The Buick uses a similar 2-speed planetary transmission operated by means of three foot pedals, which can be a bit confusing because the pedals aren’t arranged in the same order as the Model T’s, Scott said.

What really sets the Buick apart, though, is its 4-cylinder overhead valve engine. The pushrods are externally mounted outside the block, and the rocker arms are likewise exposed above the twin heads of the engine.

Although the engine bearings are oiled by means of a pump mechanism, the valve train must be hand-oiled before each road trip with a squirt can, with all the oil eventually being slung off.

“It’s kind of like oiling the Tin Man,” Tracy said.

The engine displaces 165 cubic inches and produces 22.5 horsepower. It is mounted in a c-channel metal frame that carries the front and rear suspension on buggy-type springs. Most chassis parts are riveted together.

“They didn’t weld much back then,” Scott pointed out.

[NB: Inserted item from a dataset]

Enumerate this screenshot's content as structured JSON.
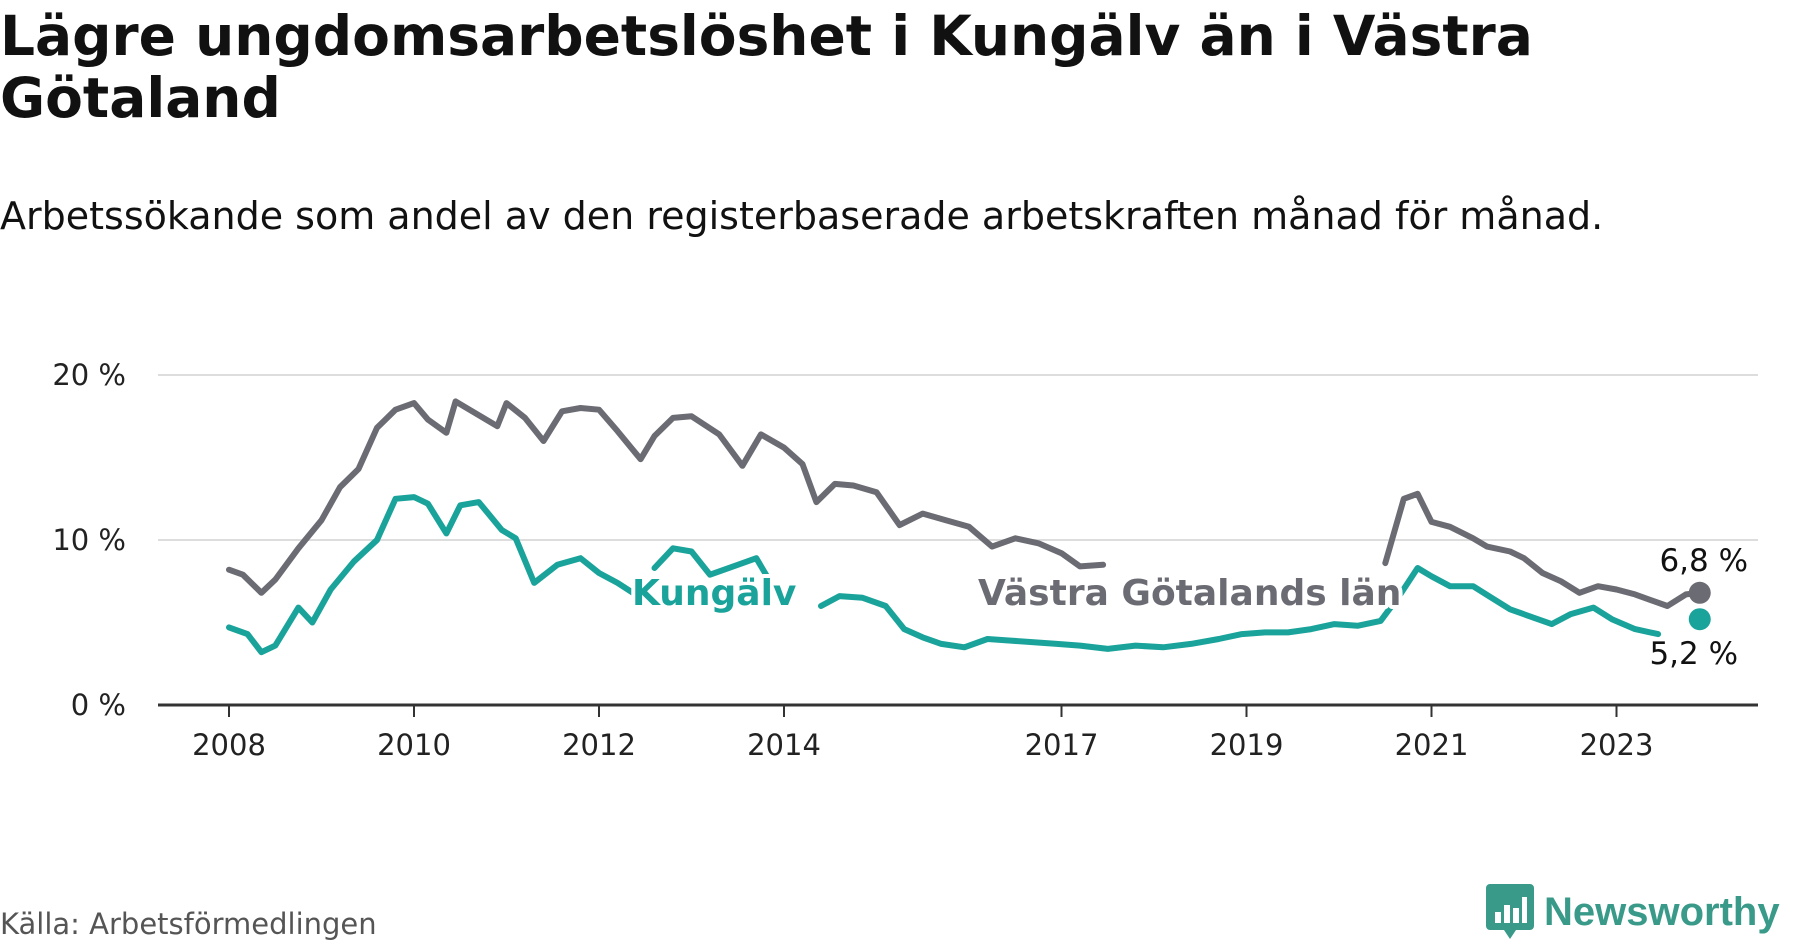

The Buick’s chassis spans 90 inches between the front and rear axles and rides on what are believed to be the original 30-inch by 3-inch wood-spoked wheels. A handcrafted hardwood steering wheel continues that theme.

The tires are classic “NonSkid” tread items. Drum brakes are mounted only at the rear of the Runabout.

A pair of beautifully contoured, diamond-tufted bucket seats are original equipment and there’s a small platform with a brass rail around it just behind the seats, sort of a pickup bed.

“There’s supposed to be a ‘mother-in-law’s seat’ back there,” said Scott, who has located a correct seat, but hasn’t installed it yet.

Being a “Brass Era” automobile, the 1908 Buick has plenty of shiny trim, from the Buick script and the radiator shell to the big carbide headlights, kerosene-fired cowl lights and the single red tail light. The carbide gas generator mounted to the driver’s side running board is also brass-plated.

“It takes a week to shine all the brass,” Scott said. “Tracy built covers to put over the brass to keep the tarnish down.”

The only major modification to the Runabout is the addition of a modern Volkswagen distributor and a 12-volt battery, for reliability. The Buick is still crank-started, though, and fires right up, producing a wonderful, rhythmic mechanical symphony as it eases down a gravel lane.

“We don’t get it out all that often, it’s pretty fragile. We fix and fix and repair and keep things going,” Scott said. “We take it to the bigger car shows around here, McPherson and Newton.”

When you consider that Theodore Roosevelt was president when their Buick Runabout rolled out of the assembly plant, at a hefty cost of $900, it is remarkable that it not only still exists, but that it actually still functions as a real road-going car.